Under the Women’s Charter, matrimonial assets do not include “any asset (not being a matrimonial home) that has been acquired by one party at any time by gift or inheritance and that has not been substantially improved during the marriage by the other party or by both parties to the marriage.”
What happens to spousal gifts during divorce?
Spousal gifts can be divided into 2 categories.
Spouse A receives an inheritance or a monetary gift from another party, and he/ she uses part of that money to buy a gift for spouse B. This is because the source of such gifts is directly traceable to the inheritance or monetary gift received by spouse A and spouse A did not put in any effort to acquire the gift for spouse B.
It is excluded as a matrimonial asset under the Women’s Charter. Spouse B would then be able to keep the gift from spouse A.
Pure Inter-Spousal Gifts
In another scenario, spouse C did not receive any inheritance or monetary gifts from another party. He/ she worked hard and made some money to purchase a gift for spouse D. Under Section 112 of the Women’s Charter, the definition of a matrimonial assets covers “any other asset of any nature acquired during the marriage by one party or both parties to the marriage”.
Given that spouse C spent a sum of money to acquire the gift, its original status as a matrimonial asset is not altered by way of spouse C gifting the gift to spouse D. In other words, the gift will fall under the definition of matrimonial asset and it will form part of the pool of matrimonial assets. The rationale of this is to recognize the effort of spouse C in acquiring the asset.
When will Pure Inter-Spousal Gifts be Excluded from the Pool of Matrimonial Assets?

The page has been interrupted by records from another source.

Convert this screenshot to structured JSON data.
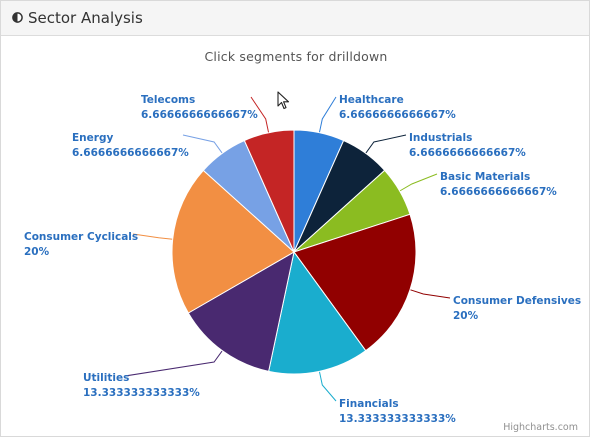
{
  "panel": {
    "title": "Sector Analysis",
    "icon": "half-circle-icon"
  },
  "chart_data": {
    "type": "pie",
    "title": "",
    "subtitle": "Click segments for drilldown",
    "credits": "Highcharts.com",
    "slices": [
      {
        "name": "Healthcare",
        "value": 6.6666666666667,
        "label": "6.6666666666667%",
        "color": "#2f7ed8"
      },
      {
        "name": "Industrials",
        "value": 6.6666666666667,
        "label": "6.6666666666667%",
        "color": "#0d233a"
      },
      {
        "name": "Basic Materials",
        "value": 6.6666666666667,
        "label": "6.6666666666667%",
        "color": "#8bbc21"
      },
      {
        "name": "Consumer Defensives",
        "value": 20,
        "label": "20%",
        "color": "#910000"
      },
      {
        "name": "Financials",
        "value": 13.333333333333,
        "label": "13.333333333333%",
        "color": "#1aadce"
      },
      {
        "name": "Utilities",
        "value": 13.333333333333,
        "label": "13.333333333333%",
        "color": "#492970"
      },
      {
        "name": "Consumer Cyclicals",
        "value": 20,
        "label": "20%",
        "color": "#f28f43"
      },
      {
        "name": "Energy",
        "value": 6.6666666666667,
        "label": "6.6666666666667%",
        "color": "#77a1e5"
      },
      {
        "name": "Telecoms",
        "value": 6.6666666666667,
        "label": "6.6666666666667%",
        "color": "#c42525"
      }
    ]
  }
}
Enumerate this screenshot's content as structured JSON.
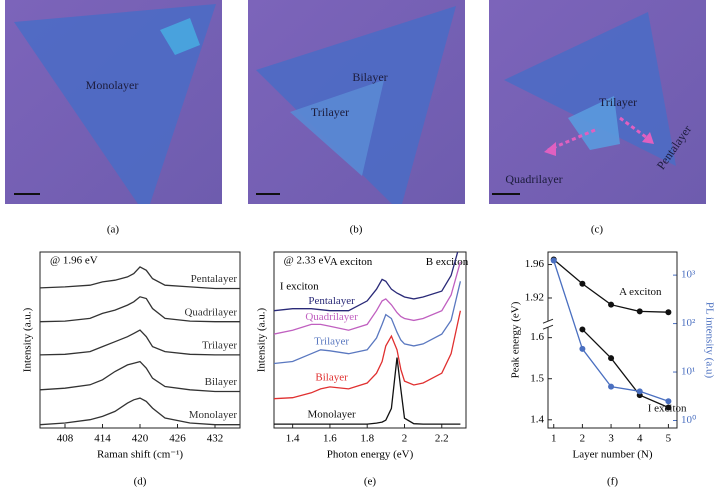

Under the de minimis exception, a pure inter-spousal gift would not be treated as a matrimonial asset if it is considered de minimis. Items considered de minimis are usually of a small value as compared to the pool of matrimonial assets. There is no hard and fast rule adopted by the Court on which item should be considered de minimis. In fact, even certain gifts which are of a high monetary value may be considered de minimis if it is of relatively small value as compared to the total pool of matrimonial assets.
For instance, gifts such as clothing and household appliances which are of no substantial value may be excluded from the pool of matrimonial assets since their inclusion will not result in a substantial increase in the pool of matrimonial assets.
For instance, in the divorce case of Tay Ang Choo Nancy v Yeo Chong Lin, the husband’s gift of jewellery to the wife was excluded from the pool of matrimonial assets as the jewellery (even if worth between a quarter million to half a million dollars) is of relatively small value as compared to the total pool of matrimonial assets which amounted to S$116,560,000.00.